Brief overlaying of textual information about the person on the screen commonly seen in detective TV shows should be also useful when participants are not familiar with each other (i.e. community meeting with 1000 attendents).  It's smartly done based on whether it helps the viewer or not.

Lastly and appropriately going overboard, dramatic sounds can be injected either automatically or by participants like sounds of suspense or those funny sounds talkshow DJs like to use (video-smileys?).  Appropriate video clips (i.e.
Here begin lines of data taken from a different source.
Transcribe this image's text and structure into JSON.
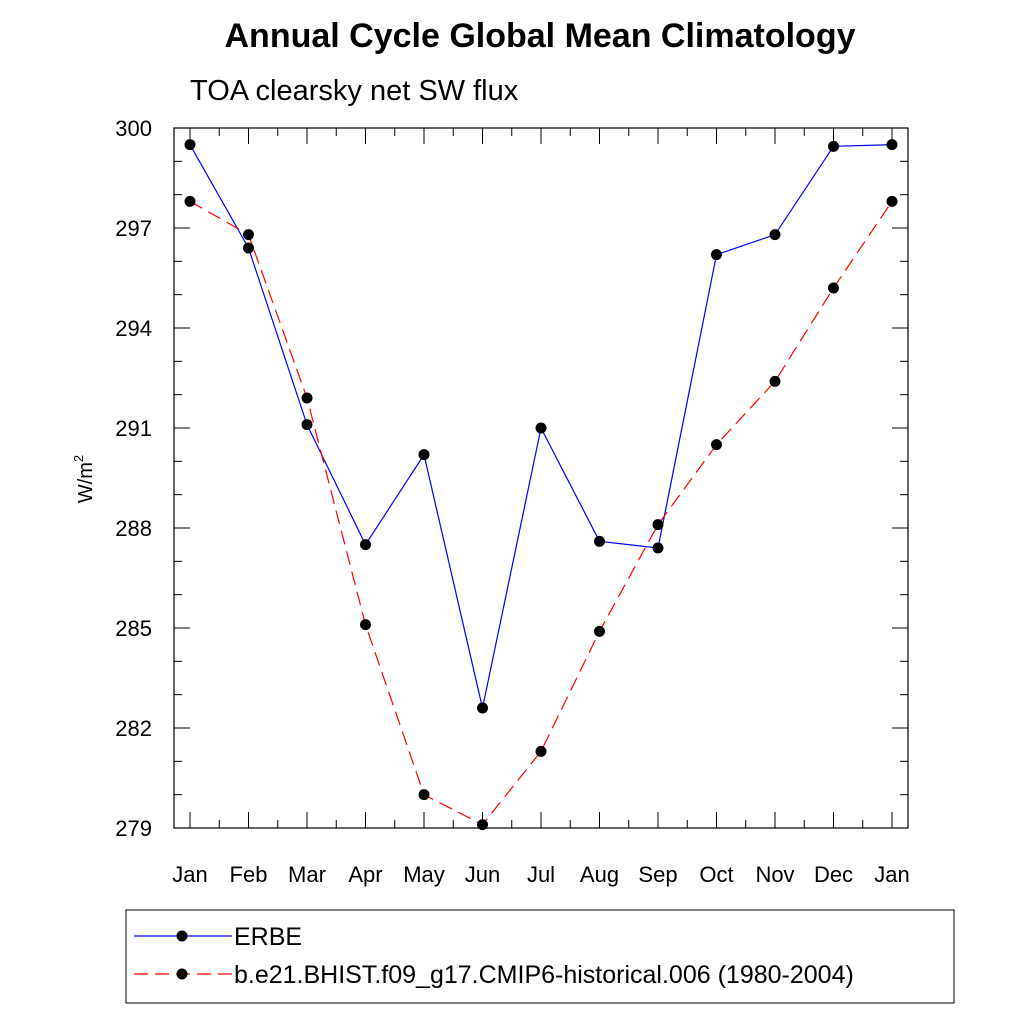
{
  "chart_data": {
    "type": "line",
    "title": "Annual Cycle Global Mean Climatology",
    "subtitle": "TOA clearsky net SW flux",
    "ylabel": "W/m",
    "ylabel_sup": "2",
    "xlabel": "",
    "categories": [
      "Jan",
      "Feb",
      "Mar",
      "Apr",
      "May",
      "Jun",
      "Jul",
      "Aug",
      "Sep",
      "Oct",
      "Nov",
      "Dec",
      "Jan"
    ],
    "ylim": [
      279,
      300
    ],
    "yticks": [
      279,
      282,
      285,
      288,
      291,
      294,
      297,
      300
    ],
    "grid": false,
    "legend_position": "bottom",
    "series": [
      {
        "name": "ERBE",
        "color": "#0000ff",
        "dash": "solid",
        "values": [
          299.5,
          296.4,
          291.1,
          287.5,
          290.2,
          282.6,
          291.0,
          287.6,
          287.4,
          296.2,
          296.8,
          299.45,
          299.5
        ]
      },
      {
        "name": "b.e21.BHIST.f09_g17.CMIP6-historical.006 (1980-2004)",
        "color": "#ff0000",
        "dash": "dashed",
        "values": [
          297.8,
          296.8,
          291.9,
          285.1,
          280.0,
          279.1,
          281.3,
          284.9,
          288.1,
          290.5,
          292.4,
          295.2,
          297.8
        ]
      }
    ]
  }
}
Three Stooges or Groucho Marx) can also be injected similarly by the moderator or attendence.

While I think it is unlikely someone haven't thought of this before, I thought the idea was interesting enough to share, just in case.

Coolplayer

When WinAmp came out, it became my default MP3 player and assigned to the task of drowning out noise from outside my office.  I was happy and kept upgrading it, but along the way I notice that WinAmp was starting to get rather big.  Do I need all that fancy graphics and features?  Not really.  I usually just turn it on and let it play while I am working or I hop from tune to tune while relaxing with a glass of wine in my hand.

Anyway, I got curious enough to see what other choices were out there and found Coolplayer, a tiny open source MP3 player for Win32.  It's written in C and it's binary consists of just one 300K EXE file.  Installation?  What installation?  Just run the EXE.  It still has too much unnecessary graphics and I think its memory footprint should stay below 5mb instead of popping up to 9mb while playing (probably to load the active MP3 file into memory) but it basically fits my needs.

OSGi

OSGi is a standard lightweight API for plugin framework (useful for building microkernels) with a bias toward the needs of network devices.  Recently it gained some momentum when the Eclipse team replaced their original plugin mechanism with OSGi (actually, they paved over it rather than replace).

First full version of Oscar, an implementation of OSGi, was released yesterday.  Also checkout OSGi bundle repository and this nice tutorial of how OSGi can be used.

Iranian Nukes

Iran's Foreign Minister Kamal Kharrazi recently said:

Iran will not give up its rights to the peaceful use of atomic energy as well as its right to supply nuclear fuel to its power plants.

OPEC's second largest oil producing nation needs nuclear power plants?  Note that Iran also has the world's second largest natural gas reserve.  Hmm.  Maybe they have the world's largest BS reserves they are dying to export.